Installationsanleitung KI Server mit GPU Unterstützung basierend auf ollama mit LLMs wie LLama3.1:8b usw.

Einleitung

Der KI-Server bildet das Herzstück der lokalen KI- und Automatisierungsumgebung im Homelab. Er dient als zentrale Plattform für die Ausführung von großen Sprachmodellen (LLMs) sowie für KI-gestützte Anwendungen wie Dokumentenanalyse, Bildverarbeitung und Automatisierungs-Workflows.

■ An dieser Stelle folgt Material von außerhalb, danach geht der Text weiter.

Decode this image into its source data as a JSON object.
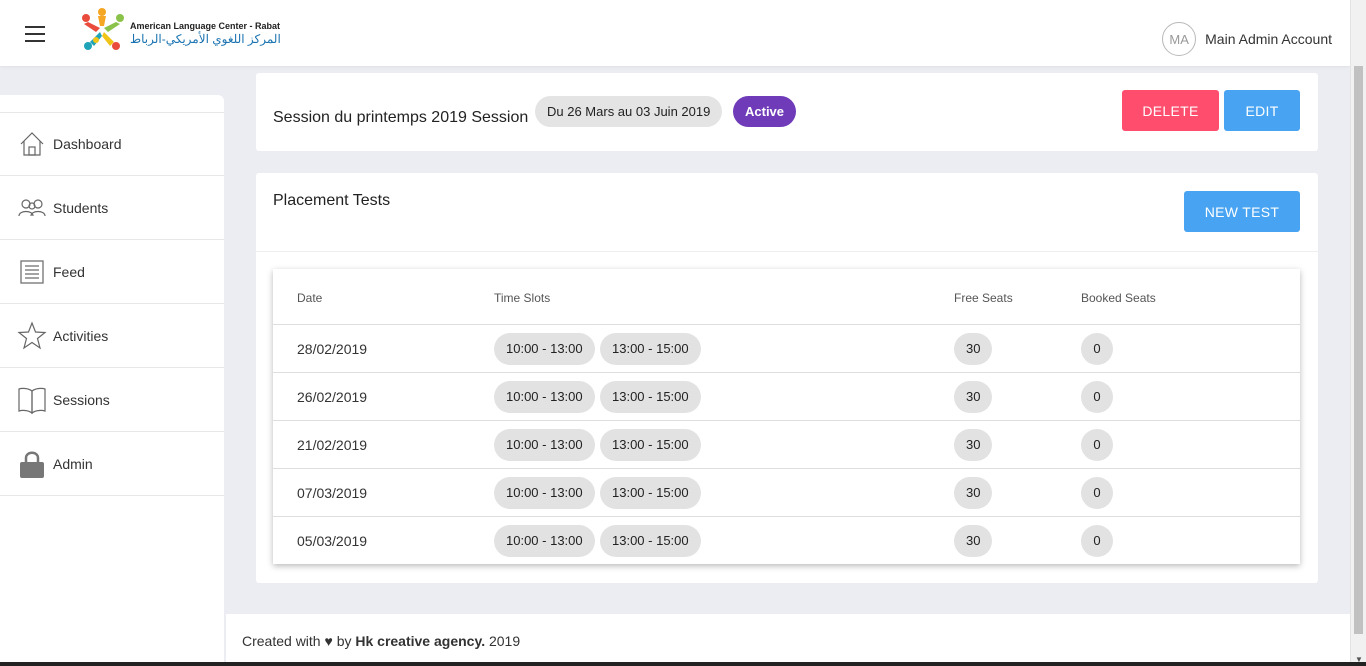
{
  "header": {
    "logo_text_en": "American Language Center - Rabat",
    "logo_text_ar": "المركز اللغوي الأمريكي-الرباط",
    "avatar_initials": "MA",
    "user_name": "Main Admin Account"
  },
  "sidebar": {
    "items": [
      {
        "label": "Dashboard",
        "icon": "home-icon"
      },
      {
        "label": "Students",
        "icon": "users-icon"
      },
      {
        "label": "Feed",
        "icon": "newspaper-icon"
      },
      {
        "label": "Activities",
        "icon": "star-icon"
      },
      {
        "label": "Sessions",
        "icon": "book-icon"
      },
      {
        "label": "Admin",
        "icon": "lock-icon"
      }
    ]
  },
  "session": {
    "title": "Session du printemps 2019 Session",
    "date_range": "Du 26 Mars au 03 Juin 2019",
    "status": "Active",
    "delete_label": "DELETE",
    "edit_label": "EDIT"
  },
  "tests": {
    "title": "Placement Tests",
    "new_test_label": "NEW TEST",
    "columns": {
      "date": "Date",
      "time_slots": "Time Slots",
      "free_seats": "Free Seats",
      "booked_seats": "Booked Seats"
    },
    "rows": [
      {
        "date": "28/02/2019",
        "slots": [
          "10:00 - 13:00",
          "13:00 - 15:00"
        ],
        "free": "30",
        "booked": "0"
      },
      {
        "date": "26/02/2019",
        "slots": [
          "10:00 - 13:00",
          "13:00 - 15:00"
        ],
        "free": "30",
        "booked": "0"
      },
      {
        "date": "21/02/2019",
        "slots": [
          "10:00 - 13:00",
          "13:00 - 15:00"
        ],
        "free": "30",
        "booked": "0"
      },
      {
        "date": "07/03/2019",
        "slots": [
          "10:00 - 13:00",
          "13:00 - 15:00"
        ],
        "free": "30",
        "booked": "0"
      },
      {
        "date": "05/03/2019",
        "slots": [
          "10:00 - 13:00",
          "13:00 - 15:00"
        ],
        "free": "30",
        "booked": "0"
      }
    ]
  },
  "footer": {
    "prefix": "Created with",
    "heart": "♥",
    "by": "by",
    "agency": "Hk creative agency.",
    "year": "2019"
  },
  "colors": {
    "delete": "#ff4d6d",
    "primary": "#48a4f2",
    "active_badge": "#6f3bb8",
    "background": "#ebedf2"
  }
}
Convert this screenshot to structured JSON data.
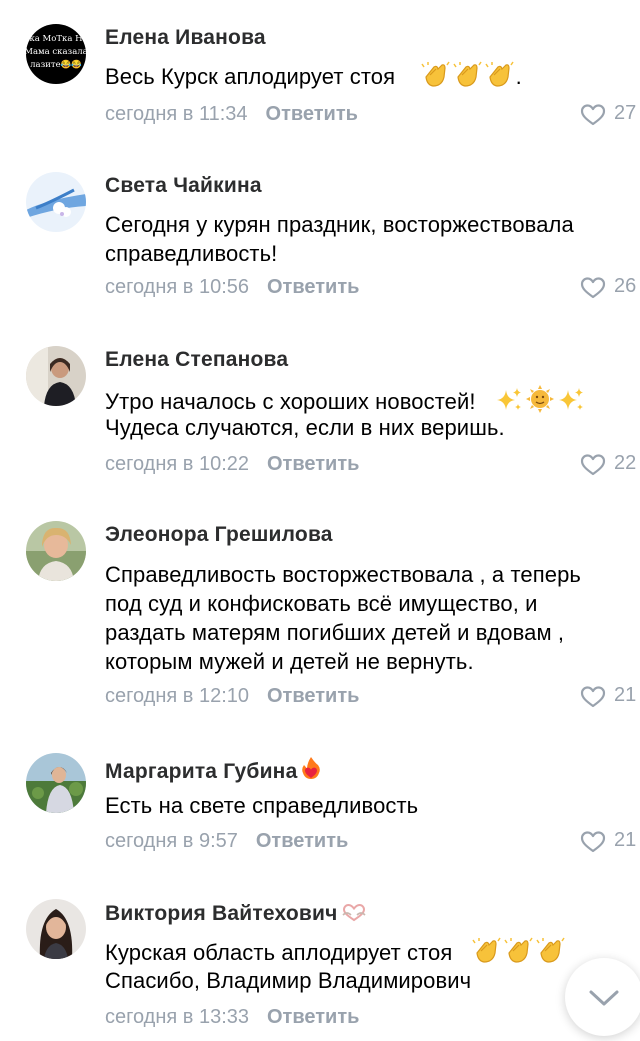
{
  "theme": {
    "author_color": "#2c2d2e",
    "meta_color": "#99a2ad",
    "text_color": "#000000"
  },
  "comments": [
    {
      "author": "Елена Иванова",
      "avatar": "avatar-text-image",
      "avatar_text": [
        "ка МоТка Н",
        "Мама сказала",
        "лазите😂😂"
      ],
      "text_lines": [
        "Весь Курск аплодирует стоя"
      ],
      "emoji_after": [
        "clapping-hands-icon",
        "clapping-hands-icon",
        "clapping-hands-icon"
      ],
      "trailing": ".",
      "time": "сегодня в 11:34",
      "reply": "Ответить",
      "likes": "27"
    },
    {
      "author": "Света Чайкина",
      "avatar": "avatar-flower-image",
      "text_lines": [
        "Сегодня у курян праздник, восторжествовала",
        "справедливость!"
      ],
      "time": "сегодня в 10:56",
      "reply": "Ответить",
      "likes": "26"
    },
    {
      "author": "Елена Степанова",
      "avatar": "avatar-photo",
      "text_lines": [
        "Утро началось с хороших новостей!",
        "Чудеса случаются, если в них веришь."
      ],
      "emoji_after": [
        "sparkles-icon",
        "sun-face-icon",
        "sparkles-icon"
      ],
      "time": "сегодня в 10:22",
      "reply": "Ответить",
      "likes": "22"
    },
    {
      "author": "Элеонора Грешилова",
      "avatar": "avatar-photo",
      "text_lines": [
        "Справедливость восторжествовала , а теперь",
        "под суд и конфисковать всё имущество, и",
        "раздать матерям погибших детей и вдовам ,",
        "которым мужей и детей не вернуть."
      ],
      "time": "сегодня в 12:10",
      "reply": "Ответить",
      "likes": "21"
    },
    {
      "author": "Маргарита Губина",
      "author_badge": "fire-heart-icon",
      "avatar": "avatar-photo",
      "text_lines": [
        "Есть на свете справедливость"
      ],
      "time": "сегодня в 9:57",
      "reply": "Ответить",
      "likes": "21"
    },
    {
      "author": "Виктория Вайтехович",
      "author_badge": "heart-hands-icon",
      "avatar": "avatar-photo",
      "text_lines": [
        "Курская область аплодирует стоя",
        "Спасибо, Владимир Владимирович"
      ],
      "emoji_after": [
        "clapping-hands-icon",
        "clapping-hands-icon",
        "clapping-hands-icon"
      ],
      "time": "сегодня в 13:33",
      "reply": "Ответить",
      "likes": ""
    }
  ],
  "scroll_down_icon": "chevron-down-icon"
}
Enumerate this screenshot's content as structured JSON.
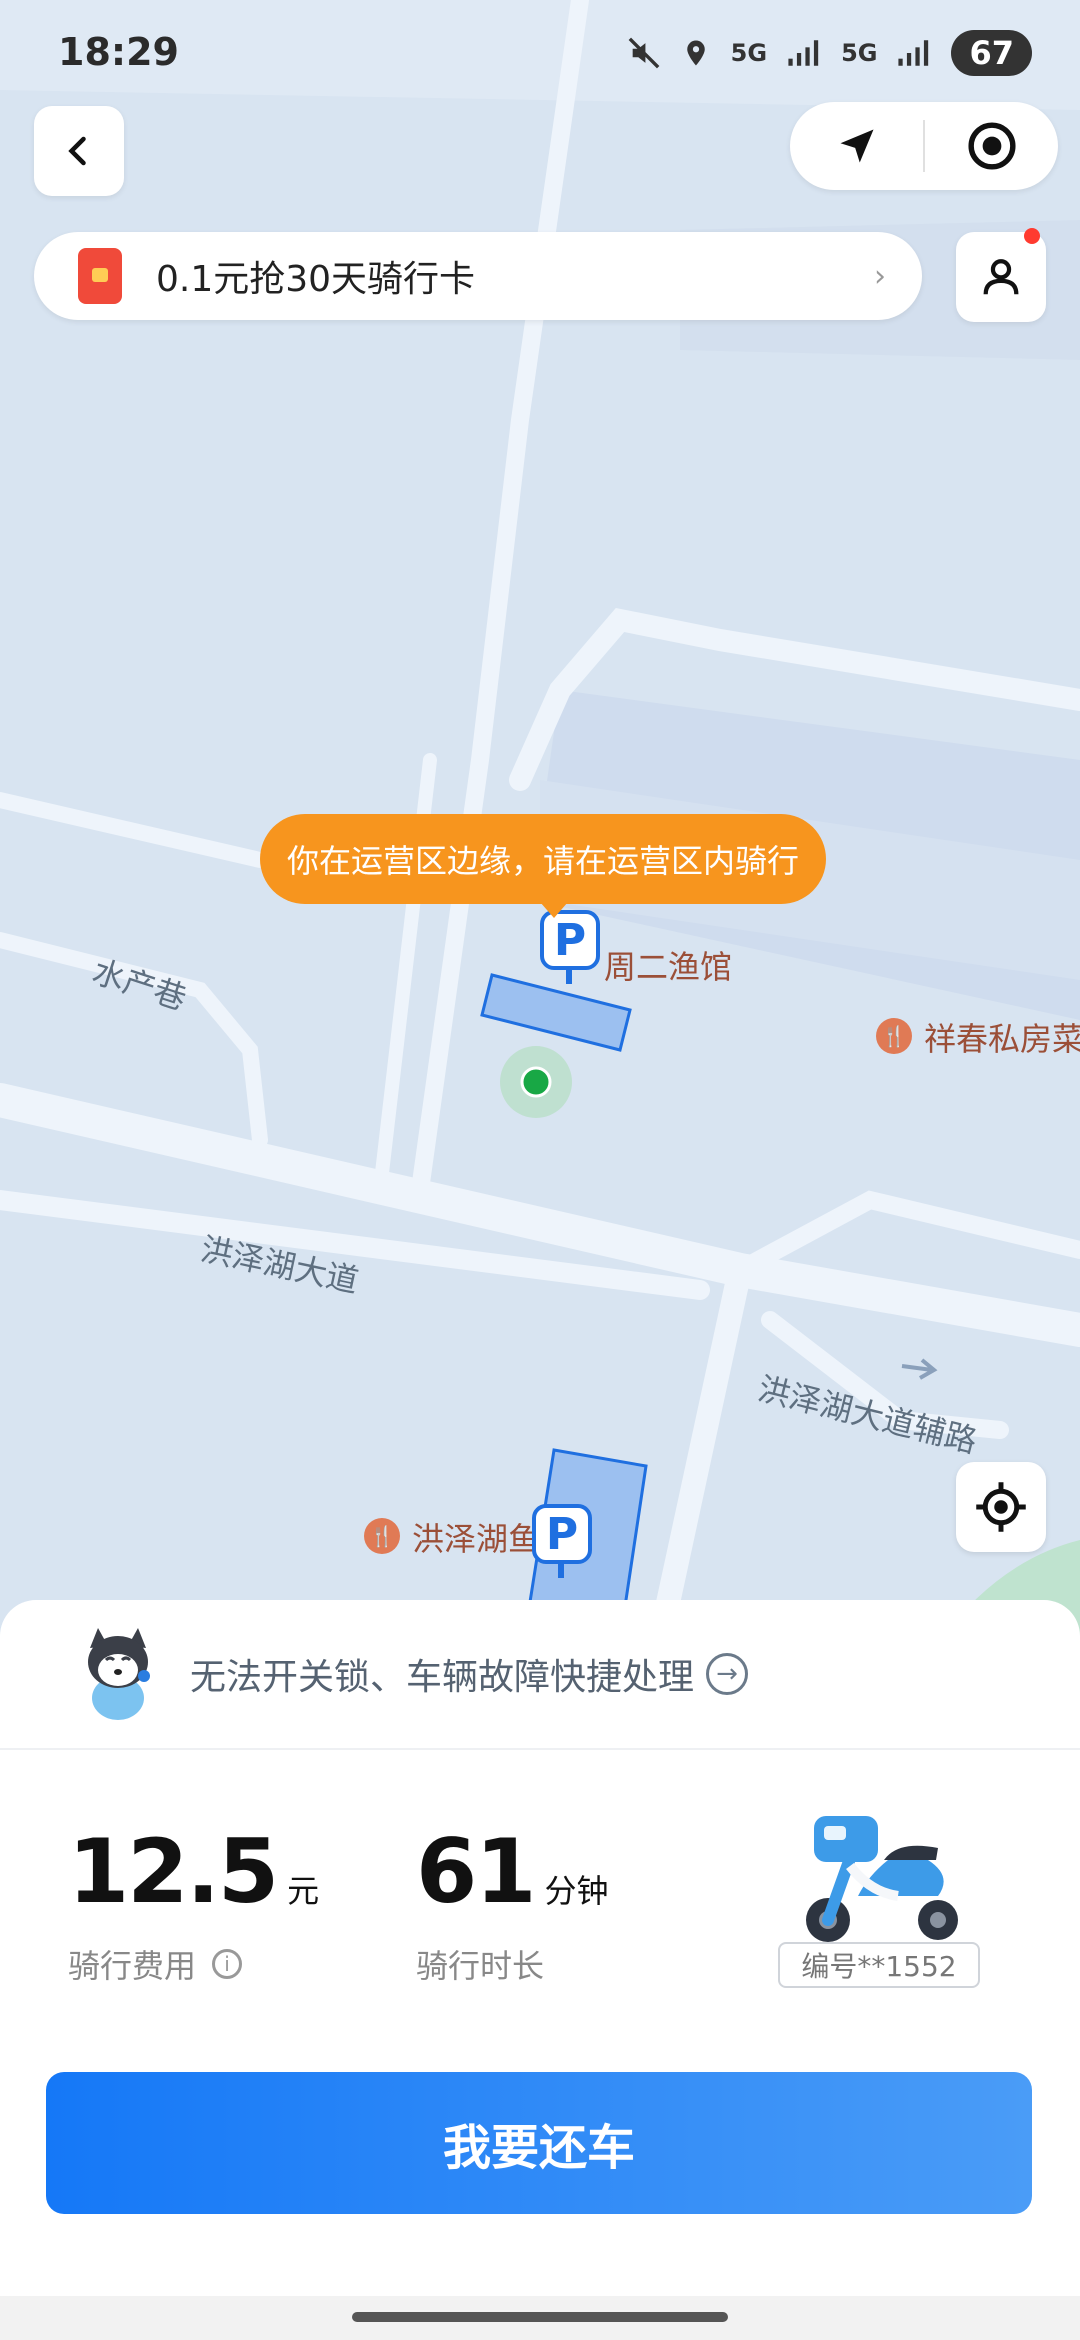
{
  "status_bar": {
    "time": "18:29",
    "network1": "5G",
    "network2": "5G",
    "battery": "67"
  },
  "promo": {
    "text": "0.1元抢30天骑行卡",
    "chevron": "›"
  },
  "map": {
    "tooltip": "你在运营区边缘，请在运营区内骑行",
    "street_labels": {
      "shuichan": "水产巷",
      "hongzehu": "洪泽湖大道",
      "hongzehu_side": "洪泽湖大道辅路"
    },
    "pois": {
      "zhouer": "周二渔馆",
      "xiangchun": "祥春私房菜",
      "hongzehu_fish": "洪泽湖鱼馆"
    },
    "parking_symbol": "P"
  },
  "help": {
    "text": "无法开关锁、车辆故障快捷处理"
  },
  "ride": {
    "fee": "12.5",
    "fee_unit": "元",
    "fee_label": "骑行费用",
    "duration": "61",
    "duration_unit": "分钟",
    "duration_label": "骑行时长",
    "bike_id": "编号**1552"
  },
  "actions": {
    "return_button": "我要还车"
  },
  "colors": {
    "accent": "#1578f7",
    "tooltip": "#f7951e",
    "parking_blue": "#1f6fe0",
    "user_dot": "#ff3b30"
  }
}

Durch die Virtualisierung auf Proxmox VE 9 und die Integration einer dedizierten GPU können leistungsfähige Modelle wie GPT-OSS:20b, Llama 3.1:12b, Mistral:7b, Gemma3:12b, DeepSeek-R1:8b und Qwen3:14b lokal betrieben werden.
Damit ist der Server unabhängig von Cloud-Diensten nutzbar und bietet volle Kontrolle über Daten, Sicherheit und Performance.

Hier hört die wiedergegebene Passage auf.